Choose **`pd.NA`** when:
- Working with **nullable extension dtypes** (`Int64`, `boolean`, `string`, `Float64`)
- You need **consistent propagation** through logical operations (`&`, `|`, `^`)
- Type preservation is critical (avoiding `object` dtype)
- You want **unified missing value semantics** across integer, boolean, and string data

Choose **`np.nan`** when:
- Working with **pure NumPy arrays** or **float-only pandas Series**
- Memory efficiency is paramount and you only need float support
- You require **IEEE-754 compliant** floating-point behavior
- Backward compatibility with legacy code that expects float `nan` behavior

## Summary

- **`pd.NA`** is a **dtype-agnostic singleton** (`NAType`) implemented in [`pandas/_libs/missing.c`](https://github.com/pandas-dev/pandas/blob/main/pandas/_libs/missing.c) designed for nullable extension dtypes, propagating consistently through logical and arithmetic operations.

- **`np.nan`** is a **float64 IEEE-754 sentinel** from NumPy limited to float dtypes, following standard floating-point rules where it never equals itself.

- **Detection**: Use `pd.isna()` and `pd.notna()` from [`pandas/core/dtypes/missing.py`](https://github.com/pandas-dev/pandas/blob/main/pandas/core/dtypes/missing.py) to identify both markers reliably.

- **Performance**: `pd.NA` enables vectorized operations on nullable integers and booleans without `object` dtype overhead, while `np.nan` offers raw speed for float-only workflows.

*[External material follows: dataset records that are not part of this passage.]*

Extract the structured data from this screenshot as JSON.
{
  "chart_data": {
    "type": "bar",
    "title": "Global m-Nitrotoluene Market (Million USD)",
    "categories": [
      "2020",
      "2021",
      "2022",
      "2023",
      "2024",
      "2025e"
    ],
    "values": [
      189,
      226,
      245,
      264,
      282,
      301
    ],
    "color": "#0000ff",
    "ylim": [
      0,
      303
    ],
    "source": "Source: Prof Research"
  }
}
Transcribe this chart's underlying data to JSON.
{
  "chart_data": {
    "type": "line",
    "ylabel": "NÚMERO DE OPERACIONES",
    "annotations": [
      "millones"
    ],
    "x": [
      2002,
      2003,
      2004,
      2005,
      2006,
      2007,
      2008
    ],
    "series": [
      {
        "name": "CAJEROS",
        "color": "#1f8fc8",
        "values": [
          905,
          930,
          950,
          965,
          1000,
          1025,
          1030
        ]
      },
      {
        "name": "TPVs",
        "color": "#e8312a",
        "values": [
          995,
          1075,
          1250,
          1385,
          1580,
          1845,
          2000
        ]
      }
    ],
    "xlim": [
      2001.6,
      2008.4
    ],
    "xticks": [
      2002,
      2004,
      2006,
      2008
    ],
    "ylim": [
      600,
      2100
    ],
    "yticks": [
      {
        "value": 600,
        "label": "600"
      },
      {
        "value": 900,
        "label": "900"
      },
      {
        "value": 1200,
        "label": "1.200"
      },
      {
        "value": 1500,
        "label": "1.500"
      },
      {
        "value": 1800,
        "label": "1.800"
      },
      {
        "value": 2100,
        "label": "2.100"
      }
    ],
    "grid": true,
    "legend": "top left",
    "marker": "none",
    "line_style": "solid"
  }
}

## Frequently Asked Questions

### Can I mix pd.NA and np.nan in the same Series?

Yes, but doing so forces the Series to use `object` dtype, which eliminates performance benefits and type safety. When mixing occurs, `pd.isna()` correctly identifies both as missing values, but arithmetic and logical operations lose vectorization. For optimal performance, stick to one sentinel type per Series and use nullable extension dtypes with `pd.NA`.

### Why does np.nan == np.nan return False?

This behavior follows the IEEE-754 floating-point standard, which specifies that NaN (Not a Number) is not equal to any value, including itself. This design prevents false positives in numerical computations where undefined results should not appear equal. To test for `np.nan`, always use `np.isnan()` or `pd.isna()` rather than equality operators.

### Does pd.NA work with NumPy arrays?

`pd.NA` does not integrate natively with NumPy arrays because NumPy lacks native support for nullable integer or boolean dtypes. When you attempt to place `pd.NA` in a standard NumPy array, NumPy typically raises an error or forces object dtype conversion. Use `pd.NA` specifically with pandas Series and DataFrames that employ nullable extension dtypes (`Int64`, `boolean`, etc.).

### Which is better for performance: pd.NA or np.nan?

For **float-only data**, `np.nan` offers slightly better raw performance because it avoids the extension array dispatch overhead. However, for **integer, boolean, or string data**, `pd.NA` is significantly faster because it allows vectorized operations through nullable extension dtypes without converting to slow `object` dtype. The `pd.NA` approach also reduces memory usage for non-float data by maintaining compact native buffers with separate boolean masks.